En 1837, la municipalité abandonne le projet d’'agrandissement de l'église Sainte Quitterie pour la construction d'une église nouvelle. Les raisons invoquées sont non seulement la petitesse de la vieille église, incapable de contenir la foule de fidèles de plus en plus nombreuse mais aussi son état de délabrement et sa modestie architecturale, indigne d'une bourgade en plein essor.

Après dix-sept années de tergiversations, liées non seulement au problème de financement de l'édifice mais aussi au choix de son emplacement, la première pierre est posée en 1854. Consacrée en 1862 et dédiée à l'Immaculée Conception, elle n'est toutefois achevée qu'au tout début de la Ille République par la construction de la flèche dont les matériaux ont été retirés de la démolition de Sainte-Quitterie en 1868.

Située au sud de la nouvelle place, le nouvel édifice en pierres taillées parfait l'ensemble monumental érigé quelques années plus tôt.
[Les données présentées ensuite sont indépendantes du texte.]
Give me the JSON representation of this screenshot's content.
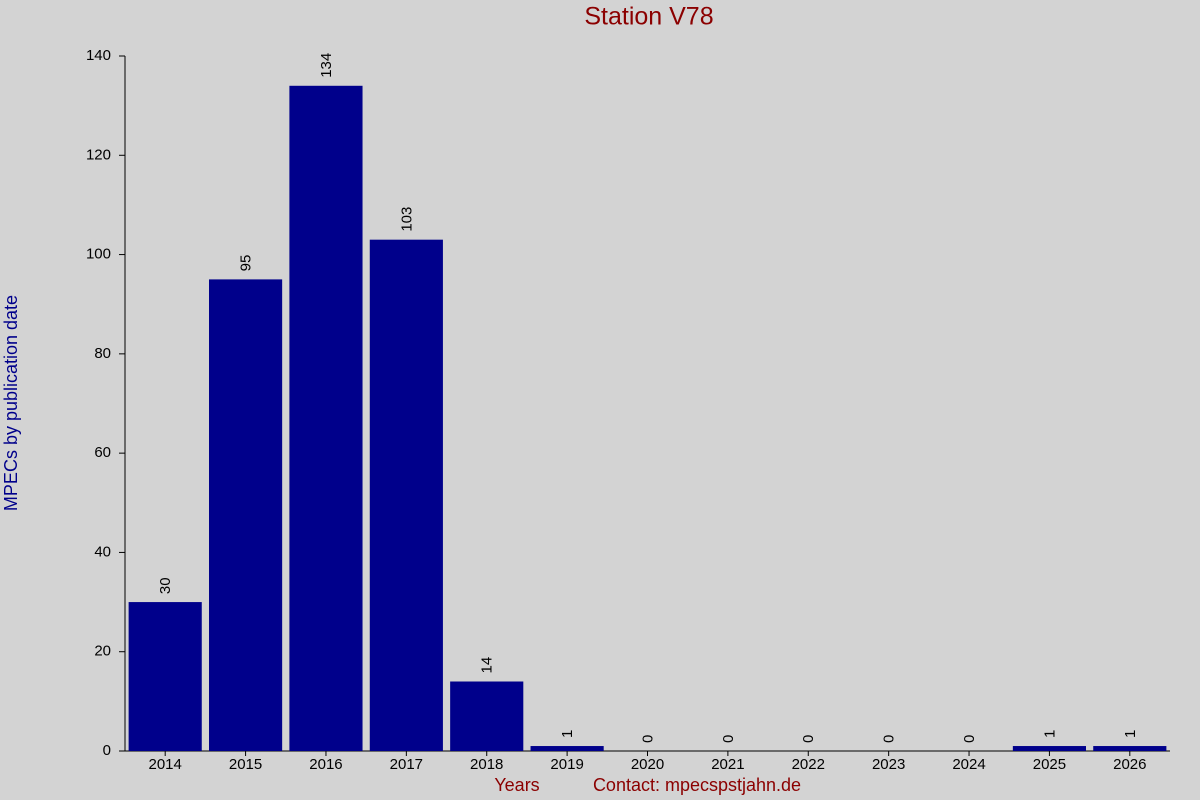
{
  "chart_data": {
    "type": "bar",
    "title": "Station V78",
    "x_label": "Years",
    "y_label": "MPECs by publication date",
    "annotation": "Contact: mpecspstjahn.de",
    "categories": [
      "2014",
      "2015",
      "2016",
      "2017",
      "2018",
      "2019",
      "2020",
      "2021",
      "2022",
      "2023",
      "2024",
      "2025",
      "2026"
    ],
    "values": [
      30,
      95,
      134,
      103,
      14,
      1,
      0,
      0,
      0,
      0,
      0,
      1,
      1
    ],
    "color": "#00008b",
    "ylim": [
      0,
      140
    ],
    "yticks": [
      0,
      20,
      40,
      60,
      80,
      100,
      120,
      140
    ],
    "grid": false
  }
}
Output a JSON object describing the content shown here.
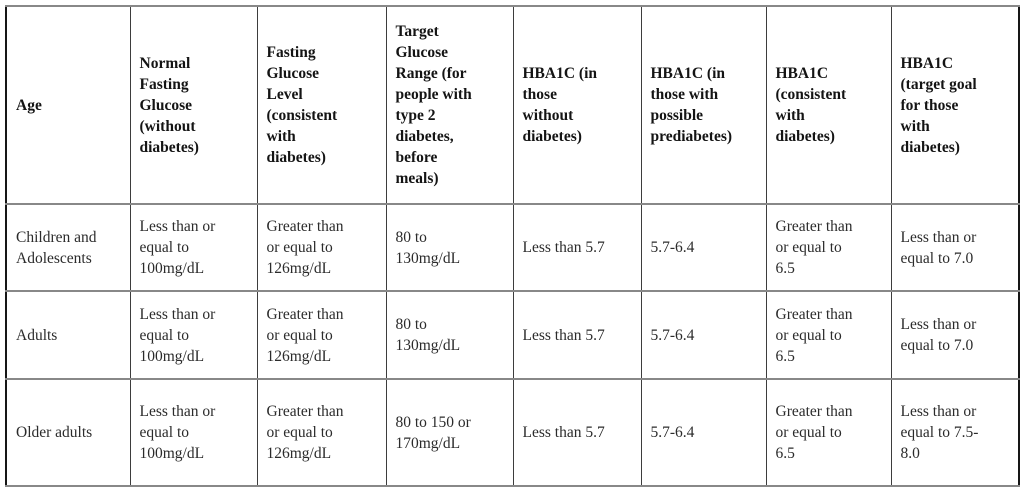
{
  "table": {
    "title_semantic": "Glucose and HBA1C reference ranges by age group",
    "headers": [
      "Age",
      "Normal\nFasting\nGlucose\n(without\ndiabetes)",
      "Fasting\nGlucose\nLevel\n(consistent\nwith\ndiabetes)",
      "Target\nGlucose\nRange (for\npeople with\ntype 2\ndiabetes,\nbefore\nmeals)",
      "HBA1C (in\nthose\nwithout\ndiabetes)",
      "HBA1C (in\nthose with\npossible\nprediabetes)",
      "HBA1C\n(consistent\nwith\ndiabetes)",
      "HBA1C\n(target goal\nfor those\nwith\ndiabetes)"
    ],
    "rows": [
      {
        "cells": [
          "Children and\nAdolescents",
          "Less than or\nequal to\n100mg/dL",
          "Greater than\nor equal to\n126mg/dL",
          "80 to\n130mg/dL",
          "Less than 5.7",
          "5.7-6.4",
          "Greater than\nor equal to\n6.5",
          "Less than or\nequal to 7.0"
        ]
      },
      {
        "cells": [
          "Adults",
          "Less than or\nequal to\n100mg/dL",
          "Greater than\nor equal to\n126mg/dL",
          "80 to\n130mg/dL",
          "Less than 5.7",
          "5.7-6.4",
          "Greater than\nor equal to\n6.5",
          "Less than or\nequal to 7.0"
        ]
      },
      {
        "cells": [
          "Older adults",
          "Less than or\nequal to\n100mg/dL",
          "Greater than\nor equal to\n126mg/dL",
          "80 to 150 or\n170mg/dL",
          "Less than 5.7",
          "5.7-6.4",
          "Greater than\nor equal to\n6.5",
          "Less than or\nequal to 7.5-\n8.0"
        ]
      }
    ],
    "colors": {
      "outer_border": "#161616",
      "vertical_rule": "#3d3d3d",
      "horizontal_rule": "#888888",
      "header_text": "#141414",
      "body_text": "#2b2b2b",
      "background": "#ffffff"
    }
  }
}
Les objectifs d'embellissement de la place l'ont emporté d'ailleurs sur les impératifs liturgiques puisque l’église est orientée vers le sud. Son monumental clocher-porche s'ouvre au nord sur la place aux Grains. Cet ensemble architectural imposant donne ainsi à Plaisance son caractère particulier de ville aux deux bastides.

Le décor intérieur de l’église se compose d’un ensemble de vitraux de très belle facture représentant les litanies de la Vierge sur les hautes baies de la nef et les apôtres sur la partie basse. Les piliers de pierre ont été sculptés tardivement. La tradition veut que les figures représentées soient des notables de la Belle Époque.

Après la période d’austérité voulue par Vatican II au cours de laquelle a disparu le décor Saint Sulpicien, les années 70 ont marqué un renouveau.
Tout un décor fut repensé autour du projet de la construction d'un orgue-retable, œuvre du facteur Daniel Birouste, qui s'élève dans le chœur. Les panneaux peints, œuvres de Daniel Ogier, puissantes représentations de la mort et de la résurrection font face aux deux vitraux de la chapelle haute, le tout baignant dans la douce lumière rosée de la nef.